本发明公开了一种钒合金板料的拉深成形方法。该方法包括步骤:钒合金板料进行真空退火处理;在钒合金板料下设置一层不锈钢垫板;对钒合金板料及模具用润滑剂进行润滑;对钒合金板料及不锈钢垫板分次拉深成形。本发明的钒合金板料拉深成形方法的特点是不需加热,安全性好,钒合金壳体精度较高,质量稳定。

Description

一种钒合金板料的拉深成形方法
技术领域
本发明涉及一种钒合金板料的拉深成形方法。本发明适用于不宜热成形的钒合金板料或其它低塑性板料的拉深成形。
背景技术
钒合金在国际上被公认为是聚变反应堆某关键结构部件的理想候选材料,最显著的优点是在中子辐照条件下的低激活特性和优良的高温强度性能。此外,钒合金还具有良好的抗辐射诱变膨胀与损伤、良好的尺寸稳定性、热传导性能好、较低的热膨胀系数与弹性模量、低生物危害的安全性和环保特性、较好的抗蠕变性能、良好的加工性能以及对液体锂具有良好的耐腐蚀能力等优点。因而该合金在聚变反应堆的第一壁、包层和偏滤器等结构设计中以及在航空航天、高温领域都具有广阔的应用前景。在钒合金的应用中,通常需要制成各种结构件,如空间曲面壳体等。
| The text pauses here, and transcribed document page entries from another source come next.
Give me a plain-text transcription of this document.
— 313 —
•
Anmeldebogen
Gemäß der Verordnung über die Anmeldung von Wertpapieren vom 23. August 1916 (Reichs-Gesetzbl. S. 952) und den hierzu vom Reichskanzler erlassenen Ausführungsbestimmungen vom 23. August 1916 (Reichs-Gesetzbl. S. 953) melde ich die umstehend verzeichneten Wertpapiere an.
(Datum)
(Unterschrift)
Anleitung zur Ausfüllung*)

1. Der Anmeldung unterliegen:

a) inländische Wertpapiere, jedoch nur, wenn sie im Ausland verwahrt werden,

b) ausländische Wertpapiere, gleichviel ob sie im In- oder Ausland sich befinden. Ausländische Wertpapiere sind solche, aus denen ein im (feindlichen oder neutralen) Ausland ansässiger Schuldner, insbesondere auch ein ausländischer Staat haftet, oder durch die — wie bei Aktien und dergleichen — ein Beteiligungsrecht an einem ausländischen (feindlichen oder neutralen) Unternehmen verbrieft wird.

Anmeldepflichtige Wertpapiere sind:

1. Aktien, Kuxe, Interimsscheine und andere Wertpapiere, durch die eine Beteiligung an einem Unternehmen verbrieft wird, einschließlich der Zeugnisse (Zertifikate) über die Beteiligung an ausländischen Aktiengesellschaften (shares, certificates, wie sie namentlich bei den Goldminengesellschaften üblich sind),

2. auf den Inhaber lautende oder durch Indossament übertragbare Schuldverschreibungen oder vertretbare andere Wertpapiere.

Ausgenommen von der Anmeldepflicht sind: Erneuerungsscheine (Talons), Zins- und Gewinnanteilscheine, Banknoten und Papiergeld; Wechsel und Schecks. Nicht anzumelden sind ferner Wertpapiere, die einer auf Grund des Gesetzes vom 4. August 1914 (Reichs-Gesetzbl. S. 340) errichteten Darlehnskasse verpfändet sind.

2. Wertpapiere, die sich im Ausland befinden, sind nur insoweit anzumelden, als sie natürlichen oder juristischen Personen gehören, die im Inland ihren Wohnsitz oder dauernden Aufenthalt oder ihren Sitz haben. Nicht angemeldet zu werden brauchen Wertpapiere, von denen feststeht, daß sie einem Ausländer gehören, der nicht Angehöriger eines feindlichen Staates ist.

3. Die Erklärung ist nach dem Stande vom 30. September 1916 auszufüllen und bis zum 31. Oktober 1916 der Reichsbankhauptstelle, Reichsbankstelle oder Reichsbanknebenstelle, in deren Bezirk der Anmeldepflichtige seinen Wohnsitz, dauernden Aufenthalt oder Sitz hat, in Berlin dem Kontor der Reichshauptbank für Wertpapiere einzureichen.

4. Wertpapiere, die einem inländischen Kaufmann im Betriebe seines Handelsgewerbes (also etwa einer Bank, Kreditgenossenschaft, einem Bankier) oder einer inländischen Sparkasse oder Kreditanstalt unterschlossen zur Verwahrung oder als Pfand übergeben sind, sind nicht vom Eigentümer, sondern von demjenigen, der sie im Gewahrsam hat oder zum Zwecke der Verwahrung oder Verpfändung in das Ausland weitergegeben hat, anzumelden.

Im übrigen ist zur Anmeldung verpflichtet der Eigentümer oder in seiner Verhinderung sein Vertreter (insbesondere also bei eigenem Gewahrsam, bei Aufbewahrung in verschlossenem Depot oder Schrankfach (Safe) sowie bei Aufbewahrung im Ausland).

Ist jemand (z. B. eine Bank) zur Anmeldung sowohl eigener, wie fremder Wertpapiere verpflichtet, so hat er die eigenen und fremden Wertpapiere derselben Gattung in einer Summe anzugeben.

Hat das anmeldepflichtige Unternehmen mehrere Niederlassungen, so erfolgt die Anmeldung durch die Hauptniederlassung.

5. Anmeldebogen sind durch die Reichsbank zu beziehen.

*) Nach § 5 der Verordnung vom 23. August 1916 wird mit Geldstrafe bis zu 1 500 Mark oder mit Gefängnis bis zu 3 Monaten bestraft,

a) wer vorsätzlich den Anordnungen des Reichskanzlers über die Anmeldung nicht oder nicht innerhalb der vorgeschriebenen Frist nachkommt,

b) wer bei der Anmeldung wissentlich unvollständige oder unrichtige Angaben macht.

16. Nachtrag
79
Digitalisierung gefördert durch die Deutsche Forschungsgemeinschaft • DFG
由于钒合金在高温下会产生V2O5,这是一种剧毒物质,因此,材料制备过程中如铸锭开坯、挤压等通常采用真空包套锻造的方法,如果壳体成形也采用这种方法,由于其变形量大,存在包套破裂释放有毒物质的风险,而且工艺较为复杂,余量大,成本很高。而采用普通的常温拉深成形,由于钒合金塑性较差,粘性大,在模具工作面形成大量的积屑瘤,增大了摩擦力,容易产生破裂,产品合格率很低。
发明内容
本发明要解决的技术问题是提供一种钒合金板料的拉深成形方法。
本发明的钒合金板料的拉深成形方法,其特点是:该方法包括如下步骤:
(a)钒合金板料进行真空退火处理;
(b)在钒合金板料下设置一层不锈钢垫板;
(c)对钒合金板料及模具用润滑剂进行润滑;
(d)对钒合金板料及不锈钢垫板分次拉深成形。
步骤a钒合金板料退火是在真空炉中进行的,真空度0.1 Pa~0.01Pa,退火温度900℃~950℃。
步骤b中的不锈钢垫板的厚度为1 mm~3 mm。
步骤c中润滑剂采用动物油,模具润滑部位为凹模工作部分,板料润滑部位为钒合金板料上表面与压边圈接触部分。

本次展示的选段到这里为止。